Robust Node Estimation and Topology Discovery Algorithm in Large-Scale Wireless Sensor Networks

TL;DR

This paper presents a new statistical inference algorithm for estimating the number of nodes and their neighbors in large anonymous wireless sensor networks, achieving accuracy comparable to BLUE with limited queries.

Contribution

The work introduces a novel estimation algorithm that converges to BLUE and efficiently estimates network size and topology with minimal node queries.

Findings

Achieves 95% network estimation with small node queries.

Estimates converge to BLUE as queried nodes increase.

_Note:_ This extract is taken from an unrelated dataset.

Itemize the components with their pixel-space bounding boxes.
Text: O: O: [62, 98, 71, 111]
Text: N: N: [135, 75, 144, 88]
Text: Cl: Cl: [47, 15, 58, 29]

Effective in large-scale anonymous networks.

Abstract

This paper introduces a novel algorithm for cardinality, i.e., the number of nodes, estimation in large scale anonymous graphs using statistical inference methods. Applications of this work include estimating the number of sensor devices, online social users, active protein cells, etc. In anonymous graphs, each node possesses little or non-existing information on the network topology. In particular, this paper assumes that each node only knows its unique identifier. The aim is to estimate the cardinality of the graph and the neighbours of each node by querying a small portion of them. While the former allows the design of more efficient coding schemes for the network, the second provides a reliable way for routing packets. As a reference for comparison, this work considers the Best Linear Unbiased Estimators (BLUE). For dense graphs and specific running times, the proposed algorithm produces a cardinality estimate proportional to the BLUE. Furthermore, for an arbitrary number of iterations, the estimate converges to the BLUE as the number of queried nodes tends to the total number of nodes in the network. Simulation results confirm the theoretical results by revealing that, for a moderate running time, asking a small group of nodes is sufficient to perform an estimation of 95% of the whole network.